Published online by Cambridge University Press: 02 September 2010
Computer tomography (CT) was evaluated as a method to predict body composition of live goats. Forty-one lactating goats were scanned. CT values (X-ray attenuation data) representing soft body tissues were summarized into 140 frequencies. By principal component analysis the 140 multicollinear frequencies were reduced to six orthogonal principal components at the loss of only 0·032 of the original variation.
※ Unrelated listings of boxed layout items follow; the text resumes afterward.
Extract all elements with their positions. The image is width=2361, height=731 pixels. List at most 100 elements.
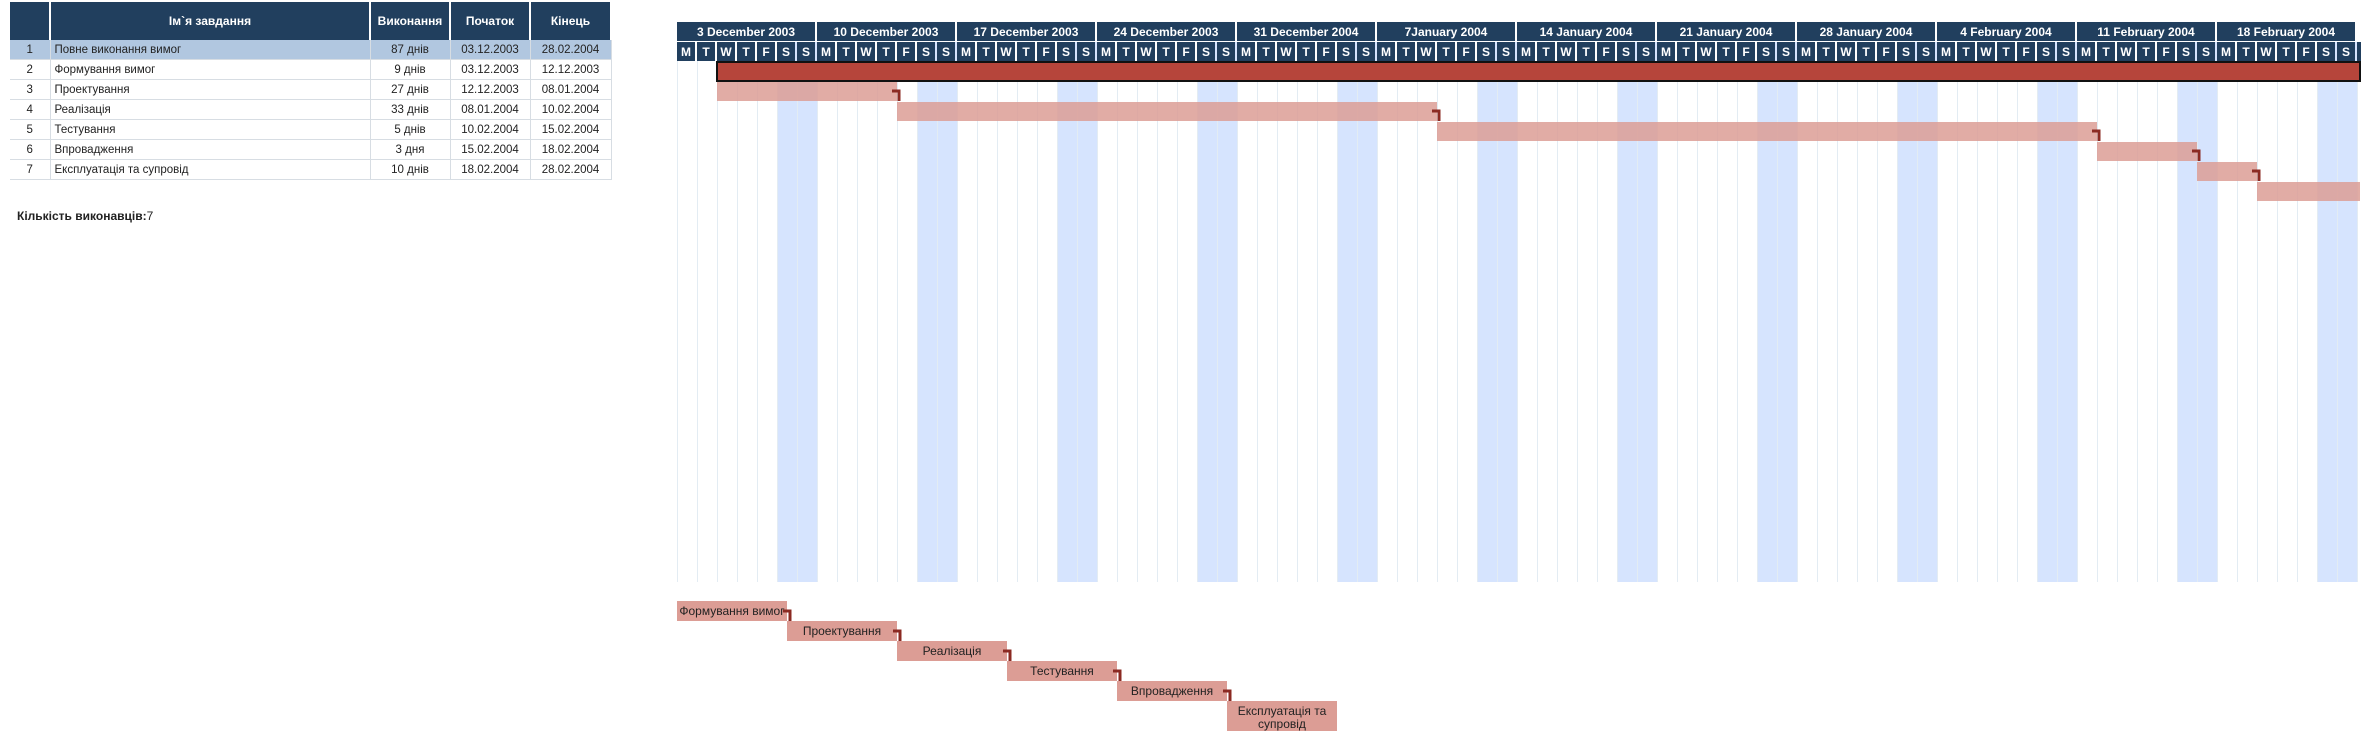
day-header-cell xyxy=(1857,42,1875,61)
day-header-cell xyxy=(1957,42,1975,61)
task-table: Ім`я завдання Виконання Початок Кінець 1… xyxy=(10,2,612,180)
stage-block[interactable] xyxy=(1117,681,1227,701)
weekend-column xyxy=(2057,42,2077,582)
day-letter: S xyxy=(1782,45,1790,59)
task-bar[interactable] xyxy=(2097,142,2197,161)
day-header-cell xyxy=(1497,42,1515,61)
cell-name: Експлуатація та супровід xyxy=(50,159,371,180)
day-header-cell xyxy=(1337,42,1355,61)
day-header-cell xyxy=(1197,42,1215,61)
dependency-link xyxy=(2192,149,2201,161)
day-letter: S xyxy=(782,45,790,59)
day-letter: W xyxy=(1980,45,1992,59)
weekend-column xyxy=(1617,42,1637,582)
task-bar[interactable] xyxy=(897,102,1437,121)
day-header-cell xyxy=(1937,42,1955,61)
task-bar[interactable] xyxy=(1437,122,2097,141)
task-bar[interactable] xyxy=(2197,162,2257,181)
day-letter: T xyxy=(2102,45,2110,59)
col-header-start[interactable]: Початок xyxy=(450,2,531,40)
stage-block[interactable] xyxy=(897,641,1007,661)
day-letter: F xyxy=(2022,45,2029,59)
day-header-cell xyxy=(1097,42,1115,61)
week-label: 14 January 2004 xyxy=(1540,25,1633,39)
day-header-cell xyxy=(1017,42,1035,61)
day-letter: F xyxy=(1322,45,1329,59)
day-letter: M xyxy=(1241,45,1251,59)
day-letter: S xyxy=(2322,45,2330,59)
day-letter: S xyxy=(2062,45,2070,59)
weekend-column xyxy=(2197,42,2217,582)
week-label: 18 February 2004 xyxy=(2237,25,2335,39)
task-bar[interactable] xyxy=(2257,182,2360,201)
stage-block[interactable] xyxy=(677,601,787,621)
day-header-cell xyxy=(1897,42,1915,61)
day-letter: M xyxy=(961,45,971,59)
weekend-column xyxy=(1477,42,1497,582)
col-header-duration[interactable]: Виконання xyxy=(370,2,451,40)
day-header-cell xyxy=(857,42,875,61)
cell-start: 15.02.2004 xyxy=(450,139,531,160)
day-header-cell xyxy=(1157,42,1175,61)
day-letter: T xyxy=(882,45,890,59)
stage-link xyxy=(1223,689,1232,701)
day-letter: F xyxy=(2162,45,2169,59)
stage-block[interactable] xyxy=(1227,701,1337,731)
stage-block[interactable] xyxy=(1007,661,1117,681)
day-letter: S xyxy=(2202,45,2210,59)
col-header-end[interactable]: Кінець xyxy=(530,2,612,40)
stage-label-line2: супровід xyxy=(1258,717,1306,731)
cell-duration: 87 днів xyxy=(370,40,451,60)
cell-start: 10.02.2004 xyxy=(450,119,531,140)
day-header-cell xyxy=(1757,42,1775,61)
day-header-cell xyxy=(1717,42,1735,61)
day-header-cell xyxy=(1377,42,1395,61)
cell-name: Тестування xyxy=(50,119,371,140)
col-header-num[interactable] xyxy=(10,2,51,40)
day-letter: T xyxy=(1162,45,1170,59)
stage-link xyxy=(1113,669,1122,681)
day-letter: T xyxy=(2282,45,2290,59)
day-letter: T xyxy=(742,45,750,59)
cell-num: 1 xyxy=(10,40,51,60)
day-header-cell xyxy=(1917,42,1935,61)
cell-end: 28.02.2004 xyxy=(530,40,612,60)
col-header-task-name[interactable]: Ім`я завдання xyxy=(50,2,371,40)
day-header-cell xyxy=(1737,42,1755,61)
day-header-cell xyxy=(677,42,695,61)
cell-start: 12.12.2003 xyxy=(450,79,531,100)
cell-duration: 33 днів xyxy=(370,99,451,120)
day-letter: S xyxy=(2042,45,2050,59)
day-letter: S xyxy=(2182,45,2190,59)
day-header-cell xyxy=(1537,42,1555,61)
stage-block[interactable] xyxy=(787,621,897,641)
day-letter: W xyxy=(1420,45,1432,59)
day-letter: W xyxy=(1140,45,1152,59)
day-header-cell xyxy=(1397,42,1415,61)
day-letter: F xyxy=(1182,45,1189,59)
day-header-cell xyxy=(937,42,955,61)
cell-end: 28.02.2004 xyxy=(530,159,612,180)
day-header-cell xyxy=(1057,42,1075,61)
day-letter: T xyxy=(1862,45,1870,59)
day-header-cell xyxy=(2177,42,2195,61)
task-bar[interactable] xyxy=(717,82,897,101)
day-letter: T xyxy=(1442,45,1450,59)
day-header-cell xyxy=(2157,42,2175,61)
summary-task-bar[interactable] xyxy=(716,61,2361,82)
day-letter: T xyxy=(1122,45,1130,59)
day-header-cell xyxy=(1577,42,1595,61)
week-label: 11 February 2004 xyxy=(2097,25,2195,39)
day-letter: T xyxy=(1542,45,1550,59)
cell-end: 12.12.2003 xyxy=(530,59,612,80)
cell-duration: 10 днів xyxy=(370,159,451,180)
day-header-cell xyxy=(2317,42,2335,61)
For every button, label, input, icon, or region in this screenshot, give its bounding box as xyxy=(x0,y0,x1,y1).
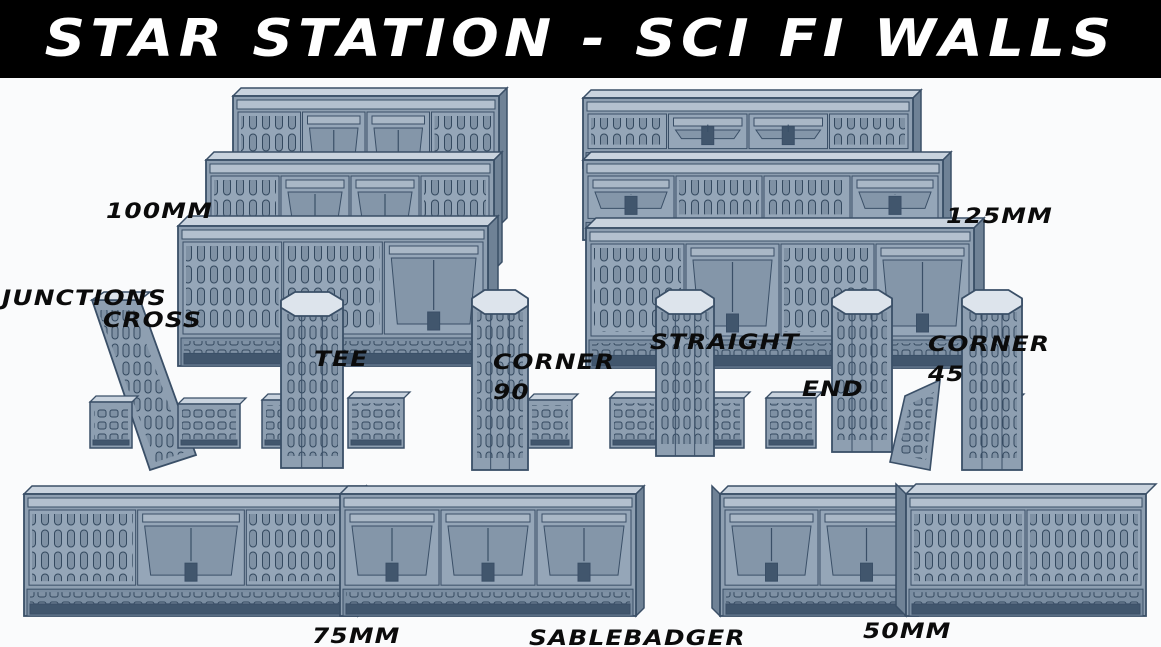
junction-straight xyxy=(655,289,715,457)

Following scanning at four positions the goats were slaughtered, dissected and the data analysed. Seven compositional traits (water, protein and fat from the carcass and non-carcass parts, and total energy of the body) were regressed on live weight and the six principal components from each of five CT data sets (data from the four scan positions and pooled data) in a stepwise linear regression procedure. Models from the pooled data set were further evaluated in a cross-validation procedure. Compared with evaluation based on calibration only, a more simple and precise model was chosen as the best by this procedure.
After addition of CT variables in prediction equations already comprising live weight, cross-validation deviations were reduced by 0 for carcass water, 0 for carcass protein, 0·48 for carcass fat, 0·14 for non-carcass water, 0·23 for non-carcass protein, 0·73 for non-carcass fat, and 0·73 for total energy. These results show that CT is a valuable in vivo method for predicting body fat and energy, but less valuable for body water and protein.